Toyota: Neue Aero für 2017, drei TS050 in Le Mans?

6 Stunden von Mexiko 2015, TOYOTA GAZOO Racing, TS050 - Hybrid #5 © Toyota Motorsport GmbH

Audi und Porsche haben bereits vor einigen Wochen bekanntgegeben, dass auch 2017 kein drittes Auto in Spa-Francorchamps und beim Saisonhöhepunkt in Le Mans starten wird. Doch was macht Toyota – der Hersteller, der trotz großer Anstrengungen weiterhin keinen Gesamterfolg verbuchen kann?

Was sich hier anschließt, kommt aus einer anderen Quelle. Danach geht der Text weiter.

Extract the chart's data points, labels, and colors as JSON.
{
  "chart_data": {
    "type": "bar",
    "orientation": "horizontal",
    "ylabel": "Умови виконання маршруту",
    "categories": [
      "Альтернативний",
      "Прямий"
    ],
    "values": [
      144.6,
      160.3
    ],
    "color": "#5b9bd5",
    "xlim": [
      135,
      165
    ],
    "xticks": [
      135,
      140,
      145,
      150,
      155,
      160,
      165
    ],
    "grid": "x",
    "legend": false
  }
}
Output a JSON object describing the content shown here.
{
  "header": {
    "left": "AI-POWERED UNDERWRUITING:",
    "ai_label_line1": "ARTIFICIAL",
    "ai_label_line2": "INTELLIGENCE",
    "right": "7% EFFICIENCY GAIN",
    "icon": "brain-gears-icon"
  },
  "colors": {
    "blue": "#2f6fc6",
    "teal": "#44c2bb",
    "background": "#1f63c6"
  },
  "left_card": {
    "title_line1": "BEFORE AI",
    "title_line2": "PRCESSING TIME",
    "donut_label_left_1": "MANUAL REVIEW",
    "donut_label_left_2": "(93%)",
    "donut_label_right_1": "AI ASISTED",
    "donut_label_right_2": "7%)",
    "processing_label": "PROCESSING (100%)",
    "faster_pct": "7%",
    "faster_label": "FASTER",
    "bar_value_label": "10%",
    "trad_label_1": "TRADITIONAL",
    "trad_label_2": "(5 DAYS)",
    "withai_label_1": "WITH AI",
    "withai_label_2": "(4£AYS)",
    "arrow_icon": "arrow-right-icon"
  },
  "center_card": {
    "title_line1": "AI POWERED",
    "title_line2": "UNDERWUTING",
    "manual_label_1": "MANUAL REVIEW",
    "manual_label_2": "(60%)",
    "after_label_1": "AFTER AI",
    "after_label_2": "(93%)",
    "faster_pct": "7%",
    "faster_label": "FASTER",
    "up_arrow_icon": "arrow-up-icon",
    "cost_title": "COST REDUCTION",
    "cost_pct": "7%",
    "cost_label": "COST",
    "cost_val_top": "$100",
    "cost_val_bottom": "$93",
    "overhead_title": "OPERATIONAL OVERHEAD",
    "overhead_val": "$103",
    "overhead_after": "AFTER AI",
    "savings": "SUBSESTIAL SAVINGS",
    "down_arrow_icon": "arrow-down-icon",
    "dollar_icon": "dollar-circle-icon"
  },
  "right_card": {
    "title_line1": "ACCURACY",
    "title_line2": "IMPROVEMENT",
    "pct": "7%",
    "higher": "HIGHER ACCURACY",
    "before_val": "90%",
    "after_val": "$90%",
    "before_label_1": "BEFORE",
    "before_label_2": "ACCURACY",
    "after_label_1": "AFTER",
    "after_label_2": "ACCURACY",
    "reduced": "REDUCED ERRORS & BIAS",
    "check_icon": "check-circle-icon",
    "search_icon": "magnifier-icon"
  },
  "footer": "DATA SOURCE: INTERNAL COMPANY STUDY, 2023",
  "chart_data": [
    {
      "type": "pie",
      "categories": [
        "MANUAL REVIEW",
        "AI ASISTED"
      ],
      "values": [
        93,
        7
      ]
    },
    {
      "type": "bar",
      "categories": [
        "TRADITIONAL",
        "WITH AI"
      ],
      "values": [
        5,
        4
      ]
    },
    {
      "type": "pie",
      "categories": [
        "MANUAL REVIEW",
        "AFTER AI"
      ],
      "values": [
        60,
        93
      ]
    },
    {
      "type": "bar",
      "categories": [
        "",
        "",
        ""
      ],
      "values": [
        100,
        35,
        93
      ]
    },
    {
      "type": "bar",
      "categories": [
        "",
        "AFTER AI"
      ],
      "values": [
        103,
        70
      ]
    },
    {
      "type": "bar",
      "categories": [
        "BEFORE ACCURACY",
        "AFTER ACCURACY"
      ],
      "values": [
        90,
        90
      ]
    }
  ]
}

Das jüngste Beispiel sind die 24 Stunden von Le Mans vom vergangenem Juni. Nur fünf bis sechs Minuten vor dem ersten Triumph an der Sarthe führte ein Defekt an einer Steckverbindung der Druckluftleitung zwischen Turbolader und Intercooler (Ladeluftkühler) zum Ausfall des in Führung liegenden Toyota TS050 – Hybrid von Kazuki Nakajima, Sébastien Buemi und Anthony Davidson. Ein ähnlich simpler Defekt führte in der Weltmeister-Saison 2014 bereits zum Ausfall des Führungsfahrzeugs. Toyota setzt seit der Rückkehr in die Prototypenszene im Jahr 2012 in jedem Jahr zwei LMP1-Prototypen ein, die Konkurrenz von Audi und Porsche zwischen 2012 und 2016 je zwei bis vier Wagen. Doch auch das zweite Fahrzeug konnte für Toyota in beiden Jahren, in dem man dem Sieg so nah wie nie zuvor war, nicht viel ausrichten. Vor zwei Jahren verunfallte der zweite Prototyp im Regen und konnte sich schwer beschädigt zur Reparatur in die Box retten, in diesem Jahr verlor das Schwesterfahrzeug Teile des Unterbodens, was zu Problemen bei der Aerodynamik führte – mehr als der zweite Platz war nicht möglich. Viele Fans stellen sich seit Langem die berechtigte Frage „Hätte ein dritter Toyota-Prototyp gewonnen?“

„Niemand hätte davon überzeugt werden müssen, dass wir mit drei Autos möglicherweise Le Mans im Jahr 2014 und 2016 gewinnen hätten können“, sagt Pascal Vasselon, Technischer Direkter bei Toyota am Wochenende zu den Kollegen von Sportscar365. „Das Problem ist ob wir die Mittel dafür beschaffen können. Ich denke die Leute sind davon überzeugt, aber haben wir die Ressourcen es zu tun? Nicht immer, genau genommen nie. Wie üblich prüfen wir den Einsatz von drei Wagen, aber die Entscheidung wird später fallen.“ Das Budget wurde zwar nach der katastrophalen Saison 2015 für das aktuelle Jahr aufgestockt, liegt jedoch noch deutlich unter den 150-200 Millionen Euro, die Audi und Porsche pro Jahr zur Verfügung stehen. Die Entwicklungsabteilungen in Köln-Marsdorf und in Japan brauchten die zusätzlichen Millionen vor allem für den Umstieg von Superkondensatoren auf Batteriezellen und vom V8 Saug- auf V6 Biturbomotor sowie die Entwicklung des Antriebsstrangs. Bleibt die Frage, ob die Führungsabteilung in Japan nach der überzeugenden, aber glücklosen Vorstellung bei der diesjährigen Ausgabe des 24-Stunden-Rennens in Le Mans, das Budget ein weiteres Mal erhöht und die Chance nutzt in der Überzahl zu starten.

Toyota TS050 – Hybrid erhält großes Update für 2017

Wie bei der Konkurrenz, wird auch die nächstjährige Version des Toyota TS050 – Hybrid rund um das alte Monocoque gebaut. Des Weiteren werden wesentliche Teile im Auto verbleiben. Neu hingegen ist eine völlige Neugestaltung des Aerodynamik-Designs, Pascal Vasselon als „große Evolution“ bezeichnet. Auch der 2,4 Liter V6 Motor und das Hybridsystem erhalten ein großes Entwicklungsupgrade. Insgesamt wird man keine kompletten Neuentwicklungen sehen, jedoch werden alle Bereiche überarbeitet. Gerüchten zufolge könnten sich die Japaner für einen größeren Hubraum entscheiden, aber laut dem 53-jährigen Franzosen ist es noch zu früh um genaue Details zu veröffentlichen. Ende Oktober oder Anfang November wird zumindest die Entscheidung getroffen werden, ob man mit drei Fahrzeugen in Le Mans antreten wird. Falls ja, soll es auch in Spa-Francorchamps zum Einsatz kommen.